Monday, October 20th, 2008

Jeremey, Mike and I all ventured forth to Priest Draw on October 11th. The high was about 55 degrees in the sun, it was a very cold wind that blew through this place. We arrived around 12 and left around 6. We visited Triangle Rock, Puzzle Box, Bat Roof and Anorexic.

We destroyed Triangle rock. We beat up the V0 on the left side of Triangle rock, then moved onto the V1 off to the right of it, then went further right to play with the V0+ traverse. Then came back to do the V3 through the center of Triangle rock, (Video below of Jeremy climbing it). Then I climbed the V2 on the left side of the rock which goes along the lower of the two cracks on the upper left of the rock.

From Triangle Rock, V0 up the far left. V1 across the highest crack on the left, V2 on the lower crack in the upper left, V3 up the middle


Jeremy on the V3 at Triangle Rock.

From Traverse on the Far Right


Mike on the Traverse

From V1 to the Right of Triangle Rock


Dan on the V1

From Jeremy on The Hermit(V5) at the Puzzle Box
From Jeremy on The Hermit(V5) at the Puzzle Box
From Anorexic

Sorry I didn’t get more videos of Puzzle Box or Anorexic but it was cold and we were climbing hard. Guess you will just have to wait for me.

Peace Out, Safe Climbing

Priest Draw Round Duce

Sunday, September 28th, 2008

Yesterday my brother, Guss and Guss’ friend Nick all went to Priest Draw.

We started at “The Island” and warmed up.

From Best Warm Up Around
From Backside of the island, some sweet V0 - V2 climbs

After our warm up we hit up Bat Roof.

From Bat Roof w/ a Chris
From Bat Roof V1 and V3 starter hold w/ V1 finish.
From Batroof V1

After Bat Roof we hit up one more spot but I didn’t get pictures as I was exhausted and had to at least finish one route on this wall. Overall it was a super awesome day and I would recommend Priest Draw to anyone especially if it is your first time outdoor climbing. The rock is mostly limestone and mudstone so your hands don’t get ripped up and most of the routes are not too tall. I’ll be sure to post more about it in October.

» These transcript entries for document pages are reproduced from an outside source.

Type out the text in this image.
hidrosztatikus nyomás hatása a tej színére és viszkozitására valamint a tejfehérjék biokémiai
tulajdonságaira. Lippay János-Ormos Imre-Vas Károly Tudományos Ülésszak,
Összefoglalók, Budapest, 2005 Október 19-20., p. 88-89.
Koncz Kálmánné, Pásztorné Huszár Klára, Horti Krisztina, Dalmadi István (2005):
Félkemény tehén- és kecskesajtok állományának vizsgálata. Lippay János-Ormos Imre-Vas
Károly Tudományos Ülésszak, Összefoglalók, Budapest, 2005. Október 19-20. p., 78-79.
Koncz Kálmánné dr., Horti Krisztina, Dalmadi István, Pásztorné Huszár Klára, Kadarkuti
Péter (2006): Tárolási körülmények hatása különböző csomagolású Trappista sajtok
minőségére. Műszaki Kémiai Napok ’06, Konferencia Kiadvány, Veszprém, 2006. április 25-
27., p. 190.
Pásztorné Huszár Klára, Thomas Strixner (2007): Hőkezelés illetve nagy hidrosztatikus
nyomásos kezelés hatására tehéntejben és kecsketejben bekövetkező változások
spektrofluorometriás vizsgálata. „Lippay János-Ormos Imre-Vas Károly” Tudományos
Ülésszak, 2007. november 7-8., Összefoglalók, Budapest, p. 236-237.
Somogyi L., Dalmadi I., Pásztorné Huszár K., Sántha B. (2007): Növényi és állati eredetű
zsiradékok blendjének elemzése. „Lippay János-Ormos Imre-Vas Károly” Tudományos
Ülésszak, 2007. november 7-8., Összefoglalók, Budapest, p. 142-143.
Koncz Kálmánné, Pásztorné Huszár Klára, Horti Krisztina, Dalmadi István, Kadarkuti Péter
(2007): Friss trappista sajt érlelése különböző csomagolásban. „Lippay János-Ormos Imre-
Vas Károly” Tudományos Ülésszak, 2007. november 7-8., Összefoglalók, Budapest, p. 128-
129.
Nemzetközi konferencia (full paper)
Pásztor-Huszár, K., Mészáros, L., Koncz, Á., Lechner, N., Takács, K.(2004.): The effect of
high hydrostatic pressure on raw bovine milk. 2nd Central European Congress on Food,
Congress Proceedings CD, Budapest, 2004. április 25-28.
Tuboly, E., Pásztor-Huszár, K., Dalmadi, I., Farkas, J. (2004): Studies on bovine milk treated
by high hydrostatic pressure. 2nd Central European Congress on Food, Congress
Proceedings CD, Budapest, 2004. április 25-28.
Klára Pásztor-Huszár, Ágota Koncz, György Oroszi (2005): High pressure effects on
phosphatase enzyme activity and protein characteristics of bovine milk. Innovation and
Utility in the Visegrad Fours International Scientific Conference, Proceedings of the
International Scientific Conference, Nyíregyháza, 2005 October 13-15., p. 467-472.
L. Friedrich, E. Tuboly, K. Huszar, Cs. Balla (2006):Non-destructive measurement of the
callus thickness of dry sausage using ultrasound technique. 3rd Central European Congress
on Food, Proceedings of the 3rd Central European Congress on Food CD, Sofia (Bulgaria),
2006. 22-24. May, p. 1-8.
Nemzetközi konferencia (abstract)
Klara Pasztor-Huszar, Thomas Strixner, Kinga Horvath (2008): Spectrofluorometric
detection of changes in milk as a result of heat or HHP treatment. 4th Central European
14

I didn’t get many pictures of the climbs because I was climbing and no one else was helping me with my little endeavor but I’ll be going back Oct 9/10 so I’ll be sure to get more pictures as I won’t be so awe struck by how much fun the climbing is.

Also over the next few weeks I need to get lead certified so when things get chill around the valley I can go out and start hitting up some sport climbs. I hear there is a 5.7 sport climb on Camelback mountain that goes up the Monk. I have seen this rock formation all my life and I can tell you it will be so fantastically awesome to climb it.